An innings of true merit
Three things are constant in life: death, taxes and a Bangladesh batsman being asked after a big innings whether it was the best of his career. After the press conference is over, the conversation about that last fixture turns to whether it was the best innings by a Bangladesh batsman, and the debate rages on. Yesterday after his unbeaten 219 -- the highest score by a Bangladesh batsman -- Mushfiqur Rahim was noncommittal about which of his two double-centuries he would pick as the better one.
That question can of course be asked only of Mushfiqur because he became the only Bangladesh batsman to hit two double-centuries, more than five and a half years after hitting the country's first one in the Galle Test in March 2013.
While the debate will rage on about the best Test innings by a Bangladeshi, the country's Test fans should find great succour in one aspect of Mushfiqur's epic.
He played 421 deliveries (a Bangladesh record), batted for 589 minutes (comfortably a Bangladesh record), lasted five sessions in an innings that started with the team on 26 for three and the ball seaming and swinging about and through it all he did not give the Zimbabweans so much as a sniff. These numbers are especially auspicious when considering Bangladesh's recent Test history of not scoring more than 169 in their previous eight innings.
A score of 522 for seven and Mushfiqur's series of records may also suggest that the bowling was ordinary and the wicket -- like it was in a Galle run-fest -- was one on which it was easy to bat hours on end. On the contrary, Zimbabwe's pace bowlers, led by a Kyle Jarvis five-for, were constantly asking questions and must be lauded for keeping their tails up even when wickets were not falling. And they had gotten enough assistance from a Mirpur wicket that has more bounce and offered generous movement in the two morning sessions so far, both of which Mushfiqur battled through.
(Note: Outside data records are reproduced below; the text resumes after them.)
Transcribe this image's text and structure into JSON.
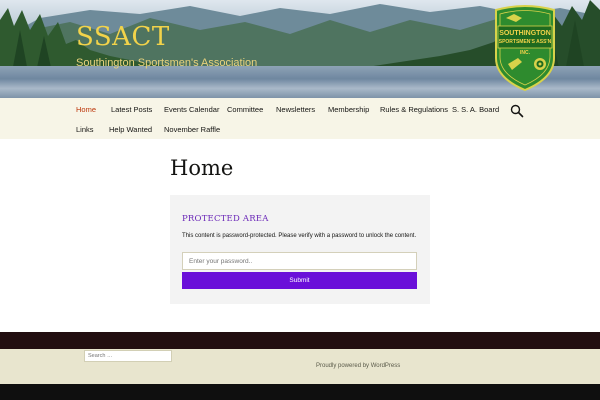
{
  "site": {
    "title": "SSACT",
    "description": "Southington Sportsmen's Association",
    "badge_lines": [
      "SOUTHINGTON",
      "SPORTSMEN'S ASS'N",
      "INC."
    ]
  },
  "nav": {
    "items": [
      {
        "label": "Home",
        "active": true
      },
      {
        "label": "Latest Posts"
      },
      {
        "label": "Events Calendar"
      },
      {
        "label": "Committee"
      },
      {
        "label": "Newsletters"
      },
      {
        "label": "Membership"
      },
      {
        "label": "Rules & Regulations"
      },
      {
        "label": "S. S. A. Board"
      },
      {
        "label": "Links"
      },
      {
        "label": "Help Wanted"
      },
      {
        "label": "November Raffle"
      }
    ],
    "search_icon": "search-icon"
  },
  "main": {
    "page_title": "Home",
    "protected": {
      "heading": "PROTECTED AREA",
      "message": "This content is password-protected. Please verify with a password to unlock the content.",
      "password_placeholder": "Enter your password..",
      "submit_label": "Submit"
    }
  },
  "footer": {
    "search_placeholder": "Search …",
    "powered_by": "Proudly powered by WordPress"
  },
  "colors": {
    "accent": "#6a0fd9",
    "active_nav": "#bc360a",
    "nav_bg": "#f7f5e7",
    "footer_dark": "#220e10",
    "footer_light": "#e8e5ce",
    "title_yellow": "#f2d34a"
  }
}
Revealing the steely resolve that makes him the player he is, Mushfiqur said that the difficult wicket actually helped him craft his innings.
"When you are playing on a wicket like Mirpur, you are never set," a smiling and content Mushfiqur said after the day's play. "I think it was also a big plus point for me, because on other wickets maybe I would have gone for my shots and thought of playing this ball in that direction and that ball in the other. So I had to concentrate hard on every ball because, as you have seen, even with the old ball there was extra bounce or it was keeping low."
It seemed that the once highly regarded skill of playing the ball on its merits had gone out of fashion, especially among Bangladesh's batsmen. Mushfiqur brought it back in its truest essence over the first two days -- he left 67 of 191 balls played against pace and regardless of score or game situation he kept playing on merit.
"[The achievement of] concentration is a quest; it does not happen all the time. Preparation is a big deal for me. When practicing, I try as much as possible to keep my concentration level high and not get out for an entire net session. It gives me a lot of confidence that I have done my part and if Allah helps me I can execute on the field.
"There was no preset plan to focus on the leave -- I decided upon it once I came in to bat and saw the conditions. I decided that if the ball pitched outside off stump, I would leave it," he later said.
In recent memory, Tamim Iqbal's 179-ball 78 against England in the Chattogram Test of 2016 comes close for its sheer focus on playing the ball on merit on a difficult wicket. His 104 in the Dhaka Test of that series -- while brilliant -- falls behind for the confused manner of his dismissal. Shakib's 217 against New Zealand in Wellington in January last year, one of the great Test innings, began in chancy fashion after he was dropped on four. Those and many others are all candidates to be the best by a Bangladeshi.
Doubters may take Mushfiqur down a notch or two because it was against lowly Zimbabwe and it was at home. But that is exactly the aspect in which this innings stands above the rest -- his occupation of a state that rendered the bowling attack and the conditions immaterial. Only the merit of each ball mattered.